Manavgat’ın ışığı
Öncelikle dün idrak ettiğimiz 19 Mayıs Gençlik ve Spor Bayramımız kutlu olsun diyerek başlayalım.
Geçen hafta sonu Antalya’nın Manavgat ilçesinde bu sene 12. Defa düzenlenen yağlı güreş organizasyonu ile sezonu açtık. Bismillah dedik. Allah; güreşçilerimize derman versin biz güreş severlere de geçen seneden daha çekişmeli ve güzel kapışmalar izlemeyi nasip etsin.
Manavgat bu sene CV Enerji Yağlı Güreş Ligi’nin de ilk haftası olması münasebetiyle oldukça önemliydi. Geleneksel Güreşler Federasyonu bu sene 3. Kez düzenliyor bu ligi. İlk seneki acemilikler geçen sene nispeten giderilerek (ata sporumuzun bileşenlerinin görüş ve düşüncelerini de göz önüne alarak) her güreş takviminde daha iyiye doğru bir seyir söz konusu bunu konuya birazcık aşina olan hepimiz görmekteyiz.
Manavgat’ın kendisi de eski grekocu belediye başkanı elinden geldiğince Yörük kültürünün de önemli bir cüzü olan güreşlere destek olmaya çalışıyor yıllardır. Elbette öncelik minderde olmalı, minder güreşi bizim temel dinamiğimiz fakat geleneksel güreşler de yeni nesillere güreş sporunu sevdirmek için bir imkan sunuyor. Başkan da bunun farkında. Spor Bakanlığı ve Çevre Bakanlığı ile güreş çayırının devri konusundaki bürokratik tıkanıklıkları aştığında yapılacak yatırımlar daha yerini bulacak ve bundan hem Manavgat hem de Türk sporu, hem de yağlı güreş camiası faydalanacak. Tam anlamıyla win-win/kazan-kazan durumu yani.

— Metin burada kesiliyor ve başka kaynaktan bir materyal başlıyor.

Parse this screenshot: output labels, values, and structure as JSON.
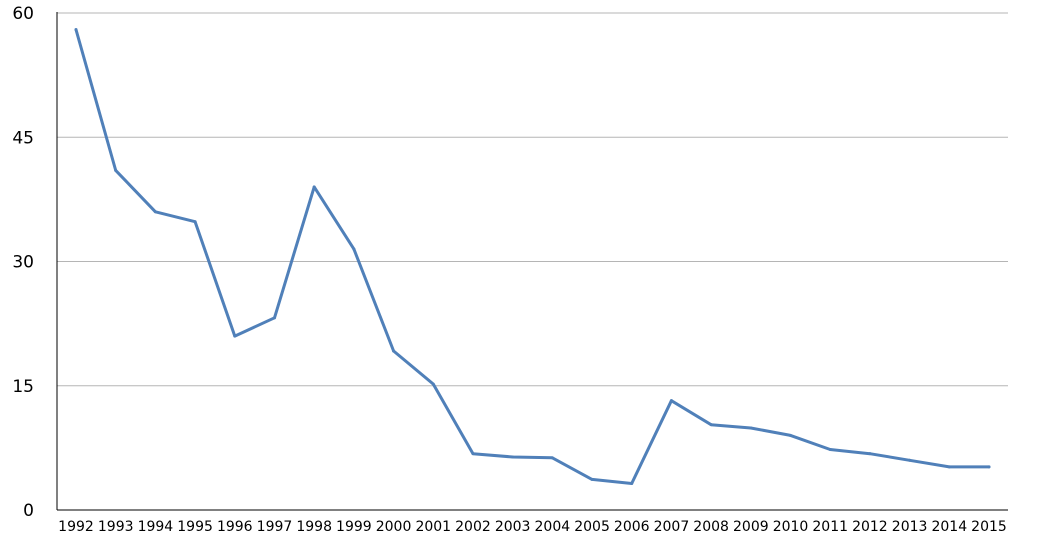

Güreşler sırasında elbette gün içinde öğle ve ikindi namazları için ezan okunduğunda pehlivanlar güreşe ara veriyorlar. Bu Anadolu insanının içinde bulunan Anadolu irfanının bir gereği. Tarlada, bahçede, bağda ne iş yapıyor olurlarsa da insanlar ezan okunduğunda ara verir bülbül sesli müezzinlerin okuduğu ezanları dinleyerek iman tazelerler. Bu yıllardır bizim genetiğimizde ve geleneğimizde olan bir şey maçı TRT’de yorumlayan kardeşimizin güreşe devam edilmesi tezi bu bakımdan anlamsız ve gereksiz bir çıkıştı. Şu andaki uygulama en içimize sineni ve yeni element icat etmenin gereği de yok.
Bir de güreşlerin hava karardıktan sonraya kalan kısmında aydınlatma çok yetersizdi. Bunda elbette Belediye’ye önemli bir görev düşüyor. Aydınlatma pilonlarının ansi-lümen değeri bırakın naklen yayını çıplak gözle izleyen için bile mum ışığı standardındaydı. Güreşçiler o alaca karanlıkta iyi ki rakiplerini şaşırıp güreşleri el yordamıyla bulduğu pehlivanla devam ettirmedi. (buranın şaka olduğunu söyleyelim de alınan, gocunan olmasın)
1716 güreşçi katıldı Manavgat’taki kapışmalara. Minik boylardan baş boyuna kadar. Yusuf Can Zeybek ve Orhan Okulu’nun final güreşi eski tüfeklerle-deli fişeklerin güreşi olarak izlendi ve tecrübe bu kez kazandı. Geçen sezonun da lideri olan Orhan Okulu yeni sezonu galibiyetle açmış oldu.
Ne var ki Ali Gürbüz’ün kendisini direkt ilgilendirmeyen bir konuda kule hakemlerini sertçe protesto etmesi sonucunda diskalifiye edilmesi ve tedbirli olarak disiplin kuruluna verilmesi izleyenlerde bir burukluk meydana getirdi. Ali Gürbüz tüm güreş severler arasında özel seyircisi olan bir güreş figürü. Elbette fevri davranmış olabilir, elbette sportmenliğe yakışmayacak bir duruma sebebiyet vermiş olabilir neyse gereken ceza verilir, verilmelidir ama güreşçiye idam mahkumu muamelesi de yapılmasın. Adil bir ceza beklenendir. Pire için yorgan yakmak ata sporumuza yakışmaz.
15 gün sonra ikinci ayak Gaziantep Şahinbey’de her şey yoluna girer inşallah.